Um outro francês, Abraham de Moivre, foi um dos primeiros a relacionar números complexos à geometria com o seu teorema de 1707 que relacionava números complexos e trigonometria juntos. Argand então desenvolveu os diagramas de Argand, que são como um gráfico normal com um eixo x e y, exceto que seus eixos são os números reais e os números imaginários. Estes avanços permitiram resolver problemas algébricos complexos usando geometria.

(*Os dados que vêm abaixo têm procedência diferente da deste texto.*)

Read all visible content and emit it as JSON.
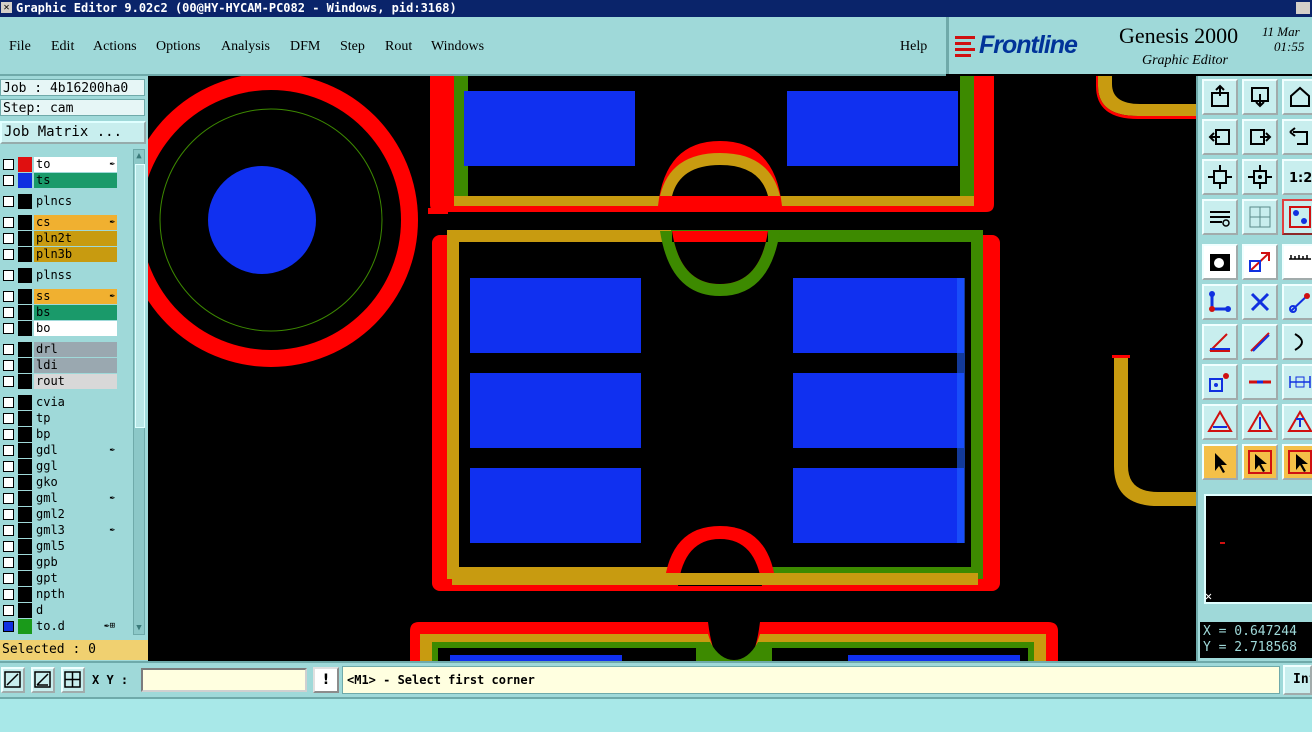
{
  "window": {
    "title": "Graphic Editor 9.02c2 (00@HY-HYCAM-PC082 - Windows, pid:3168)"
  },
  "menu": {
    "file": "File",
    "edit": "Edit",
    "actions": "Actions",
    "options": "Options",
    "analysis": "Analysis",
    "dfm": "DFM",
    "step": "Step",
    "rout": "Rout",
    "windows": "Windows",
    "help": "Help"
  },
  "brand": {
    "logo": "Frontline",
    "product": "Genesis 2000",
    "subtitle": "Graphic Editor",
    "date": "11 Mar",
    "time": "01:55"
  },
  "job": {
    "job_label": "Job : 4b16200ha0",
    "step_label": "Step: cam",
    "matrix_button": "Job Matrix ..."
  },
  "layers": [
    {
      "name": "to",
      "color": "#ffffff",
      "swatch": "#e01010",
      "flag": "✒"
    },
    {
      "name": "ts",
      "color": "#1a9a6a",
      "swatch": "#1030e0",
      "flag": ""
    },
    {
      "name": "plncs",
      "color": "#9fd9d9",
      "swatch": "#000000",
      "flag": ""
    },
    {
      "name": "cs",
      "color": "#f0b030",
      "swatch": "#000000",
      "flag": "✒"
    },
    {
      "name": "pln2t",
      "color": "#c89b10",
      "swatch": "#000000",
      "flag": ""
    },
    {
      "name": "pln3b",
      "color": "#c89b10",
      "swatch": "#000000",
      "flag": ""
    },
    {
      "name": "plnss",
      "color": "#9fd9d9",
      "swatch": "#000000",
      "flag": ""
    },
    {
      "name": "ss",
      "color": "#f0b030",
      "swatch": "#000000",
      "flag": "✒"
    },
    {
      "name": "bs",
      "color": "#1a9a6a",
      "swatch": "#000000",
      "flag": ""
    },
    {
      "name": "bo",
      "color": "#ffffff",
      "swatch": "#000000",
      "flag": ""
    },
    {
      "name": "drl",
      "color": "#9aa8b0",
      "swatch": "#000000",
      "flag": ""
    },
    {
      "name": "ldi",
      "color": "#9aa8b0",
      "swatch": "#000000",
      "flag": ""
    },
    {
      "name": "rout",
      "color": "#d8d8d8",
      "swatch": "#000000",
      "flag": ""
    },
    {
      "name": "cvia",
      "color": "#9fd9d9",
      "swatch": "#000000",
      "flag": ""
    },
    {
      "name": "tp",
      "color": "#9fd9d9",
      "swatch": "#000000",
      "flag": ""
    },
    {
      "name": "bp",
      "color": "#9fd9d9",
      "swatch": "#000000",
      "flag": ""
    },
    {
      "name": "gdl",
      "color": "#9fd9d9",
      "swatch": "#000000",
      "flag": "✒"
    },
    {
      "name": "ggl",
      "color": "#9fd9d9",
      "swatch": "#000000",
      "flag": ""
    },
    {
      "name": "gko",
      "color": "#9fd9d9",
      "swatch": "#000000",
      "flag": ""
    },
    {
      "name": "gml",
      "color": "#9fd9d9",
      "swatch": "#000000",
      "flag": "✒"
    },
    {
      "name": "gml2",
      "color": "#9fd9d9",
      "swatch": "#000000",
      "flag": ""
    },
    {
      "name": "gml3",
      "color": "#9fd9d9",
      "swatch": "#000000",
      "flag": "✒"
    },
    {
      "name": "gml5",
      "color": "#9fd9d9",
      "swatch": "#000000",
      "flag": ""
    },
    {
      "name": "gpb",
      "color": "#9fd9d9",
      "swatch": "#000000",
      "flag": ""
    },
    {
      "name": "gpt",
      "color": "#9fd9d9",
      "swatch": "#000000",
      "flag": ""
    },
    {
      "name": "npth",
      "color": "#9fd9d9",
      "swatch": "#000000",
      "flag": ""
    },
    {
      "name": "d",
      "color": "#9fd9d9",
      "swatch": "#000000",
      "flag": ""
    },
    {
      "name": "to.d",
      "color": "#9fd9d9",
      "swatch": "#1a9a1a",
      "flag": "✒⊞"
    }
  ],
  "selected_label": "Selected : 0",
  "coords": {
    "x": "X = 0.647244",
    "y": "Y = 2.718568"
  },
  "bottom": {
    "xy_label": "X Y :",
    "xy_value": "",
    "warn": "!",
    "status": "<M1> - Select first corner",
    "info_button": "Inf"
  },
  "colors": {
    "bg": "#9fd9d9",
    "top_layer": "#ff0000",
    "pad": "#1030f0",
    "mask": "#c89b10",
    "soldermask_green": "#3d8a00",
    "canvas": "#000000"
  }
}
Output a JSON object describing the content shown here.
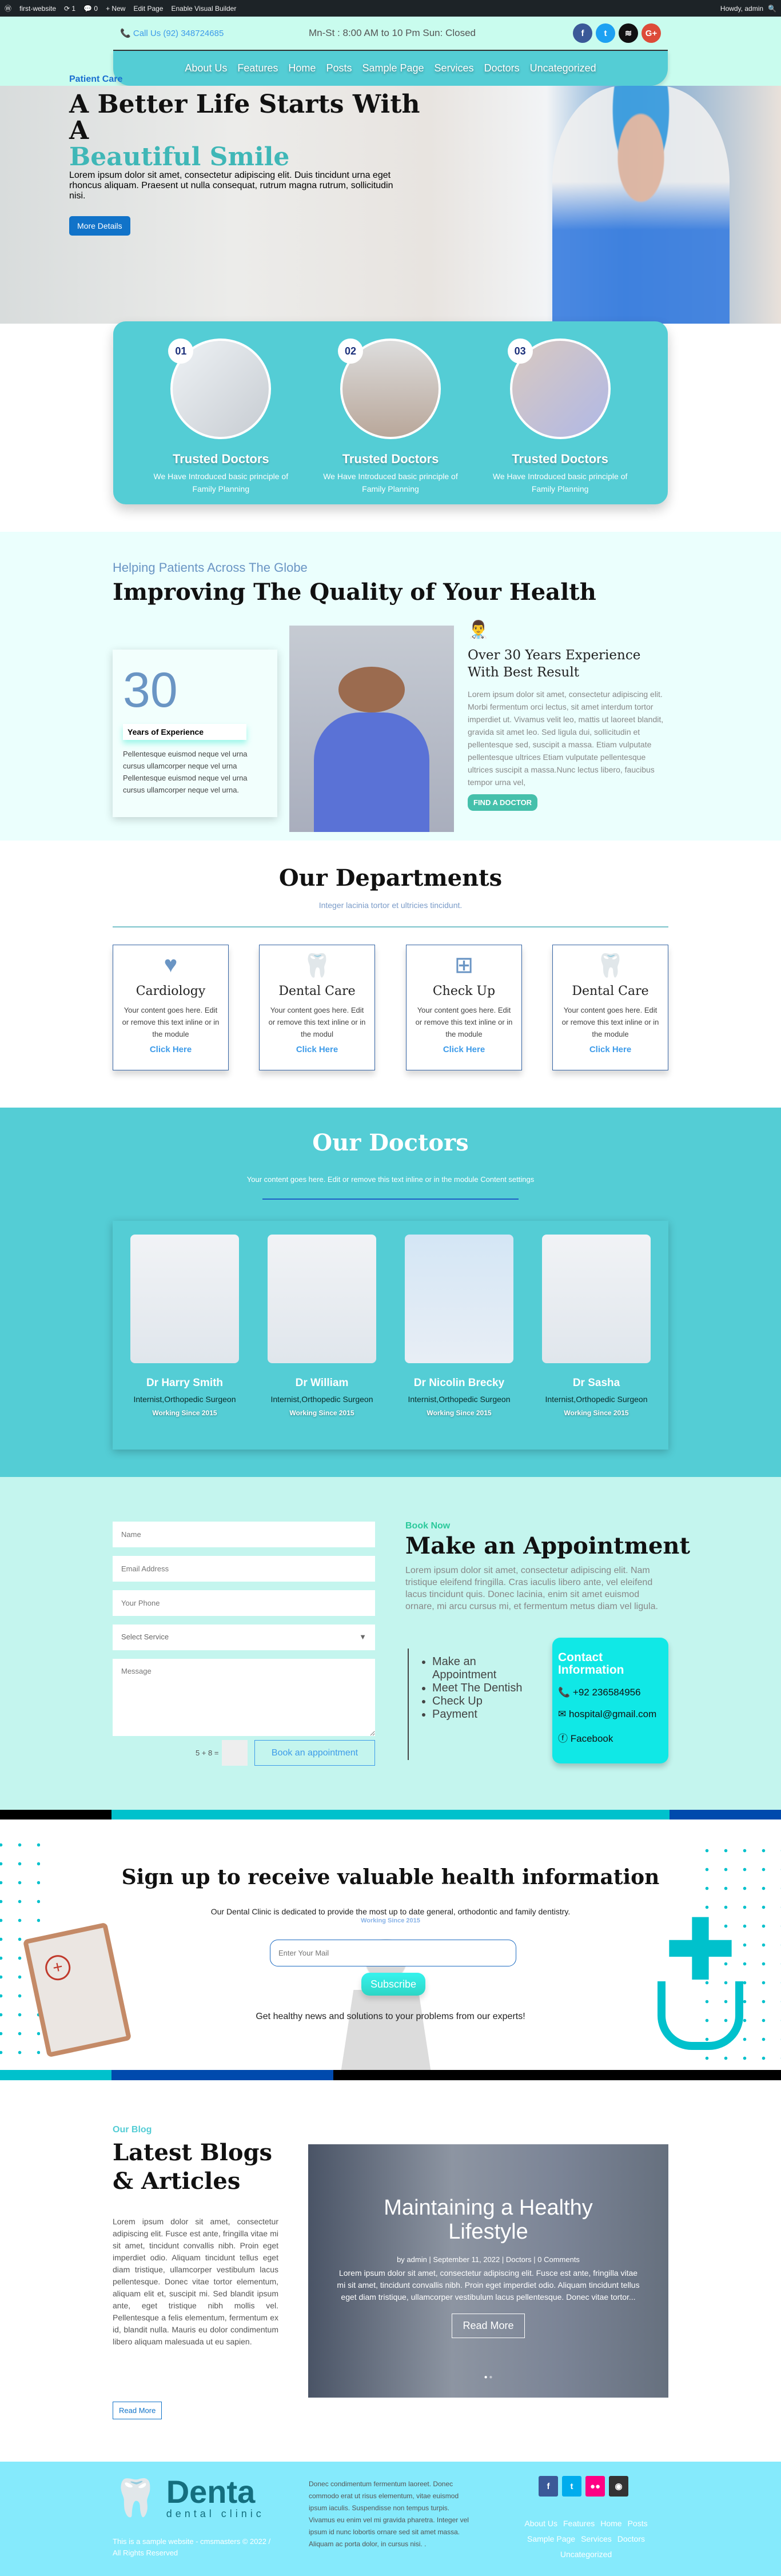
{
  "admin_bar": {
    "site": "first-website",
    "updates": "1",
    "comments": "0",
    "new": "New",
    "edit": "Edit Page",
    "builder": "Enable Visual Builder",
    "howdy": "Howdy, admin"
  },
  "header": {
    "phone": "Call Us (92) 348724685",
    "hours": "Mn-St : 8:00 AM to 10 Pm Sun: Closed",
    "social": [
      "facebook",
      "twitter",
      "buffer",
      "google-plus"
    ],
    "nav": [
      "About Us",
      "Features",
      "Home",
      "Posts",
      "Sample Page",
      "Services",
      "Doctors",
      "Uncategorized"
    ]
  },
  "hero": {
    "kicker": "Patient Care",
    "title_line1": "A Better Life Starts With A",
    "title_line2": "Beautiful Smile",
    "text": "Lorem ipsum dolor sit amet, consectetur adipiscing elit. Duis tincidunt urna eget rhoncus aliquam. Praesent ut nulla consequat, rutrum magna rutrum, sollicitudin nisi.",
    "button": "More Details"
  },
  "features": [
    {
      "num": "01",
      "title": "Trusted Doctors",
      "text": "We Have Introduced basic principle of Family Planning"
    },
    {
      "num": "02",
      "title": "Trusted Doctors",
      "text": "We Have Introduced basic principle of Family Planning"
    },
    {
      "num": "03",
      "title": "Trusted Doctors",
      "text": "We Have Introduced basic principle of Family Planning"
    }
  ],
  "quality": {
    "subtitle": "Helping Patients Across The Globe",
    "title": "Improving The Quality of Your Health",
    "counter": "30",
    "counter_label": "Years of Experience",
    "card_text": "Pellentesque euismod neque vel urna cursus ullamcorper neque vel urna Pellentesque euismod neque vel urna cursus ullamcorper neque vel urna.",
    "exp_title": "Over 30 Years Experience With Best Result",
    "exp_text": "Lorem ipsum dolor sit amet, consectetur adipiscing elit. Morbi fermentum orci lectus, sit amet interdum tortor imperdiet ut. Vivamus velit leo, mattis ut laoreet blandit, gravida sit amet leo. Sed ligula dui, sollicitudin et pellentesque sed, suscipit a massa. Etiam vulputate pellentesque ultrices Etiam vulputate pellentesque ultrices suscipit a massa.Nunc lectus libero, faucibus tempor urna vel,",
    "button": "FIND A DOCTOR"
  },
  "departments": {
    "title": "Our Departments",
    "subtitle": "Integer lacinia tortor et ultricies tincidunt.",
    "items": [
      {
        "icon": "heart-pulse",
        "title": "Cardiology",
        "text": "Your content goes here. Edit or remove this text inline or in the module",
        "link": "Click Here"
      },
      {
        "icon": "tooth",
        "title": "Dental Care",
        "text": "Your content goes here. Edit or remove this text inline or in the modul",
        "link": "Click Here"
      },
      {
        "icon": "medical-kit",
        "title": "Check Up",
        "text": "Your content goes here. Edit or remove this text inline or in the module",
        "link": "Click Here"
      },
      {
        "icon": "tooth",
        "title": "Dental Care",
        "text": "Your content goes here. Edit or remove this text inline or in the module",
        "link": "Click Here"
      }
    ]
  },
  "doctors": {
    "title": "Our Doctors",
    "subtitle": "Your content goes here. Edit or remove this text inline or in the module Content settings",
    "items": [
      {
        "name": "Dr Harry Smith",
        "role": "Internist,Orthopedic Surgeon",
        "since": "Working Since 2015"
      },
      {
        "name": "Dr William",
        "role": "Internist,Orthopedic Surgeon",
        "since": "Working Since 2015"
      },
      {
        "name": "Dr Nicolin Brecky",
        "role": "Internist,Orthopedic Surgeon",
        "since": "Working Since 2015"
      },
      {
        "name": "Dr Sasha",
        "role": "Internist,Orthopedic Surgeon",
        "since": "Working Since 2015"
      }
    ]
  },
  "appointment": {
    "form": {
      "name": "Name",
      "email": "Email Address",
      "phone": "Your Phone",
      "service": "Select Service",
      "message": "Message",
      "captcha": "5 + 8 =",
      "submit": "Book an appointment"
    },
    "kicker": "Book Now",
    "title": "Make an Appointment",
    "text": "Lorem ipsum dolor sit amet, consectetur adipiscing elit. Nam tristique eleifend fringilla. Cras iaculis libero ante, vel eleifend lacus tincidunt quis. Donec lacinia, enim sit amet euismod ornare, mi arcu cursus mi, et fermentum metus diam vel ligula.",
    "list": [
      "Make an Appointment",
      "Meet The Dentish",
      "Check Up",
      "Payment"
    ],
    "contact": {
      "title": "Contact Information",
      "phone": "+92 236584956",
      "email": "hospital@gmail.com",
      "facebook": "Facebook"
    }
  },
  "newsletter": {
    "title": "Sign up to receive valuable health information",
    "text": "Our Dental Clinic is dedicated to provide the most up to date general, orthodontic and family dentistry.",
    "overlay": "Working Since 2015",
    "placeholder": "Enter Your Mail",
    "button": "Subscribe",
    "footer_text": "Get healthy news and solutions to your problems from our experts!"
  },
  "blog": {
    "kicker": "Our Blog",
    "title": "Latest Blogs & Articles",
    "text": "Lorem ipsum dolor sit amet, consectetur adipiscing elit. Fusce est ante, fringilla vitae mi sit amet, tincidunt convallis nibh. Proin eget imperdiet odio. Aliquam tincidunt tellus eget diam tristique, ullamcorper vestibulum lacus pellentesque. Donec vitae tortor elementum, aliquam elit et, suscipit mi. Sed blandit ipsum ante, eget tristique nibh mollis vel. Pellentesque a felis elementum, fermentum ex id, blandit nulla. Mauris eu dolor condimentum libero aliquam malesuada ut eu sapien.",
    "button": "Read More",
    "slide": {
      "title": "Maintaining a Healthy Lifestyle",
      "meta": "by admin | September 11, 2022 | Doctors | 0 Comments",
      "excerpt": "Lorem ipsum dolor sit amet, consectetur adipiscing elit. Fusce est ante, fringilla vitae mi sit amet, tincidunt convallis nibh. Proin eget imperdiet odio. Aliquam tincidunt tellus eget diam tristique, ullamcorper vestibulum lacus pellentesque. Donec vitae tortor...",
      "button": "Read More"
    }
  },
  "footer": {
    "logo": "Denta",
    "logo_sub": "dental clinic",
    "copyright": "This is a sample website - cmsmasters © 2022 / All Rights Reserved",
    "text": "Donec condimentum fermentum laoreet. Donec commodo erat ut risus elementum, vitae euismod ipsum iaculis. Suspendisse non tempus turpis. Vivamus eu enim vel mi gravida pharetra. Integer vel ipsum id nunc lobortis ornare sed sit amet massa. Aliquam ac porta dolor, in cursus nisi. .",
    "social": [
      "facebook",
      "twitter",
      "flickr",
      "github"
    ],
    "nav": [
      "About Us",
      "Features",
      "Home",
      "Posts",
      "Sample Page",
      "Services",
      "Doctors",
      "Uncategorized"
    ]
  },
  "colors": {
    "teal": "#54cdd5",
    "mint": "#c4f5ee",
    "blue": "#1173c9",
    "footer": "#85eafc"
  }
}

Como tantos desenvolvimentos em matemática, tudo isto foi de interesse puramente acadêmico até a era eletrônica moderna. Números complexos revelam-se incrivelmente úteis na análise de tudo o que vem em ondas, tais como a radiação electromagnética que usamos em rádios e wifi, sinais de áudio para música e comunicação de voz e fontes de alimentação de corrente alternada. Do mesmo modo, a física quântica reduz todas as partículas a formas de onda, o que significa que números complexos são fundamentais para a compreensão deste estranho mundo que nos permitiu desfrutar de computadores modernos, fibras ópticas, GPS, imagens de ressonância magnética, para citar apenas alguns. Graças a Deus que os matemáticos, desde 500 anos atrás até hoje, decidiram que valia a pena investigar números imaginários.